Congés de naissance et droits des parents : que font nos voisins européens ? information fournie par Boursorama avec Media Services 29/06/2026 à 08:43
Le congé de naissance que la France instaure le 1er juillet, en plus des congés maternité, paternité et parental, prend place dans un paysage européen déjà bien fourni et encadré. Tour d'horizon européen, non exhaustif, des droits pour les parents à la naissance ou à l'adoption d'un enfant.
L'UE fixe des règles minimales
L'Union européenne fixe des "normes minimales" pour trois types de congés dits "familiaux": le congé de maternité destiné aux mères au moment d'une naissance ou adoption, le congé de paternité qui s'adresse au père ou second parent d'un nouvel enfant et le congé parental destiné aux deux parents et qui vise à mieux concilier arrivée d'un enfant avec vie professionnelle et à favoriser l'égalité hommes-femmes.
Pour le congé maternité, le droit de base européen prévoit une période de congé ininterrompue d'au moins 14 semaines avant et/ou après la naissance/adoption. Sur ce total, deux semaines minimum doivent être obligatoirement prises.
Pour le congé de paternité, le droit minimum européen est de dix jours ouvrables à prendre autour de la naissance.
Quatre mois minimum pour le congé parental
Concernant le congé parental, le droit européen prévoit un minimum de quatre mois pour l'un et l'autre des deux parents, dont au moins deux mois ne sont pas transférables entre parents. Ces deux mois non transférables doivent faire l'objet d'une rémunération, stipule l'UE, mais selon des modalités décidées au niveau national.
D'après la législation européenne, le congé parental peut être pris à tout moment jusqu'aux huit ans de l'enfant, mais cette limite d'âge peut être abaissée par les pays membres.

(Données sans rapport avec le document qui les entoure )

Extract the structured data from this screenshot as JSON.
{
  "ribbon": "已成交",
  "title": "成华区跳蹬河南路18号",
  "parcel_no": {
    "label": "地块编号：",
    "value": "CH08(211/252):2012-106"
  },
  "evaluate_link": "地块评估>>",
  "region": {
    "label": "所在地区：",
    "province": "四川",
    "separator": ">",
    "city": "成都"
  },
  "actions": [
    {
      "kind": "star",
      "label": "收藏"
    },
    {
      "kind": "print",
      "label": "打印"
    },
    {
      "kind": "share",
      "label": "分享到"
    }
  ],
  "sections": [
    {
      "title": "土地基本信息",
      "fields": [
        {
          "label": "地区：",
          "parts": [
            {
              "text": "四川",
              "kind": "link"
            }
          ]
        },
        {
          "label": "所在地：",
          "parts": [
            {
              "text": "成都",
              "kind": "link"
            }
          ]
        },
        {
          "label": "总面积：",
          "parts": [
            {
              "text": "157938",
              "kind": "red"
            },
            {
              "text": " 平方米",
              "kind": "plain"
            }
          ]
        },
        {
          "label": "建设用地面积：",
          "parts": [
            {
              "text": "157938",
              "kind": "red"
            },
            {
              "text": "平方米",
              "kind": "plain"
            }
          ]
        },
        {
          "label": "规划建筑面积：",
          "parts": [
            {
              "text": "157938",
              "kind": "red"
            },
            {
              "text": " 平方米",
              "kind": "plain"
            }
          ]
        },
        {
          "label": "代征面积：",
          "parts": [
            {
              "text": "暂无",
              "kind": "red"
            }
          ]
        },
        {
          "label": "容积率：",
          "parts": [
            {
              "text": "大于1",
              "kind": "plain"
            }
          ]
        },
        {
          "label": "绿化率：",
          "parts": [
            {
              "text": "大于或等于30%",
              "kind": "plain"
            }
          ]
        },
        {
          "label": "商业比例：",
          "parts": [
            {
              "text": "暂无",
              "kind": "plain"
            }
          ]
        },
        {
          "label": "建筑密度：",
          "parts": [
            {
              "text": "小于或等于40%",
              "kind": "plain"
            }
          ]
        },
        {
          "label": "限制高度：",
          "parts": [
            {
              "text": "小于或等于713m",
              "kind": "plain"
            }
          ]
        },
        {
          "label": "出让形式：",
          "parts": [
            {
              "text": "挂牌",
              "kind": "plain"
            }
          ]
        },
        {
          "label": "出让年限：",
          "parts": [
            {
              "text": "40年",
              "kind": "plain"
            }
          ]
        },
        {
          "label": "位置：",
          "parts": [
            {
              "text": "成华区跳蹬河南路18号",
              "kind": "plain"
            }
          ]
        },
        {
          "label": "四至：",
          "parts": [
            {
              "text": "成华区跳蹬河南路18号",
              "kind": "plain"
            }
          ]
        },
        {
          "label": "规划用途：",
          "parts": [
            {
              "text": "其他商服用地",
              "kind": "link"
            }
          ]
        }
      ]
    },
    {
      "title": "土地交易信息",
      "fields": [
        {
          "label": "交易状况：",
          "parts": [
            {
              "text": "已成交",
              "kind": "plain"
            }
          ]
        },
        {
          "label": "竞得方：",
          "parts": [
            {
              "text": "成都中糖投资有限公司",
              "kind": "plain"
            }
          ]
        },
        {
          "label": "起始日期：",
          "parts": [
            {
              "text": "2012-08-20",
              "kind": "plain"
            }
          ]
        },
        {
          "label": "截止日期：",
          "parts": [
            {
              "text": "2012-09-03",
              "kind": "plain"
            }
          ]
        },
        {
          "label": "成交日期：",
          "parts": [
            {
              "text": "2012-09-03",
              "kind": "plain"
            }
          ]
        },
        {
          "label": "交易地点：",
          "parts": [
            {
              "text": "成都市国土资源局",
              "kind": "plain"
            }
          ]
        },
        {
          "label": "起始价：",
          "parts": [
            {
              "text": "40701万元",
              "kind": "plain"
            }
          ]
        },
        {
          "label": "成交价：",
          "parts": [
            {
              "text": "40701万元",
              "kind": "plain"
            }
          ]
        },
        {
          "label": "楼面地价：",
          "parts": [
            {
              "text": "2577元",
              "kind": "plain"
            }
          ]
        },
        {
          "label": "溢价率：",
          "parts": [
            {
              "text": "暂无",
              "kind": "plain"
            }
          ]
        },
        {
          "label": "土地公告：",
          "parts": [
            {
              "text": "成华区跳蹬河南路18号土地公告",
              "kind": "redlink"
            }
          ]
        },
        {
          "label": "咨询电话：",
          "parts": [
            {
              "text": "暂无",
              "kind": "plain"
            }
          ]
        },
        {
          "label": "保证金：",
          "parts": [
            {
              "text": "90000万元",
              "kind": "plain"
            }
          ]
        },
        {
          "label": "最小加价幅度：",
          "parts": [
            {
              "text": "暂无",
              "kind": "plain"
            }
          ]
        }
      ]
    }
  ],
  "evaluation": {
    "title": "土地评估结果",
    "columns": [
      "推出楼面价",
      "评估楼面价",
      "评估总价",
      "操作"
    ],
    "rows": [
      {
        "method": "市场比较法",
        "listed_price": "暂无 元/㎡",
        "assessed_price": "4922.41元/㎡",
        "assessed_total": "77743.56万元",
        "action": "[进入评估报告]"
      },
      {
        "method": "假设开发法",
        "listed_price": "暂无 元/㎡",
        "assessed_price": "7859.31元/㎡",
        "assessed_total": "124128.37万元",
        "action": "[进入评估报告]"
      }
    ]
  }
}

A titre d'exemple: en France, le congé parental est d'une durée d'un an renouvelable, peut être pris jusqu'aux trois ans de l'enfant (dans le cas d'un enfant unique) et est indemnisé à hauteur d'environ 450 euros par mois.
Congé de naissance: pas d'équivalent strict
Le nouveau "congé supplémentaire de naissance" instauré en France, indemnisé et d'une durée d'un ou deux mois, n'a pas d'équivalent au sens strict en Europe.
Par le fait qu'il s'adresse aux deux parents et qu'il est indemnisé, il s'apparente à un congé parental court, pris rapidement après une naissance. Il offre aussi des similitudes avec le cas particulier du congé maternité et paternité égalitaire de l'Espagne.
Suède égalitaire sur le papier
En Suède, le congé parental est d'une durée totale de 480 jours, soit environ 16 mois, et a la particularité d'être partagé à égalité entre le père et la mère.
Chacun dispose d'environ huit mois, dont cinq sont transférables à l'autre parent. Ce droit s'ajoute aux 14 semaines du congé maternité et 10 jours du congé paternité.
Mais les femmes continuent de prendre bien plus de congé parental que leurs conjoints. D'après l'office suédois des statistiques SCB, les femmes représentent plus des deux-tiers des bénéficiaires. Mais ce niveau baisse: en 2023, 31% des personnes touchant ces allocations parentales étaient des hommes contre 12% en 2000.
Incitation en Allemagne
En Allemagne, les parents ont droit à 12 mois de congé parental, jusqu'aux 3 ans de l'enfant. Pour inciter les pères à se saisir de ce droit, le congé parental est porté à 14 mois si les deux parents se le partagent.
Ce congé qui s'ajoute pour la mère au congé maternité (14 semaines) est rémunéré aux deux-tiers du salaire, dans la limite de 1.800 euros par mois et avec un minimum de 300 euros mensuel.
Congés rallongés en Espagne
En Espagne, le congé parental peut durer jusqu'à 3 ans, ce qui en fait l'un des plus longs d'Europe, mais il n'est pas rémunéré.
Ce régime peu attractif est compensé par un congé paternité exceptionnellement long, d'une durée égale à celle du congé maternité depuis 2021.
Ces deux congés maternité et paternité, rémunérés à 100%, ont été rallongés courant 2025, de trois semaines, pour être portés à 19 semaines chacun, dans le but de relancer la natalité, parmi les plus faibles en Europe.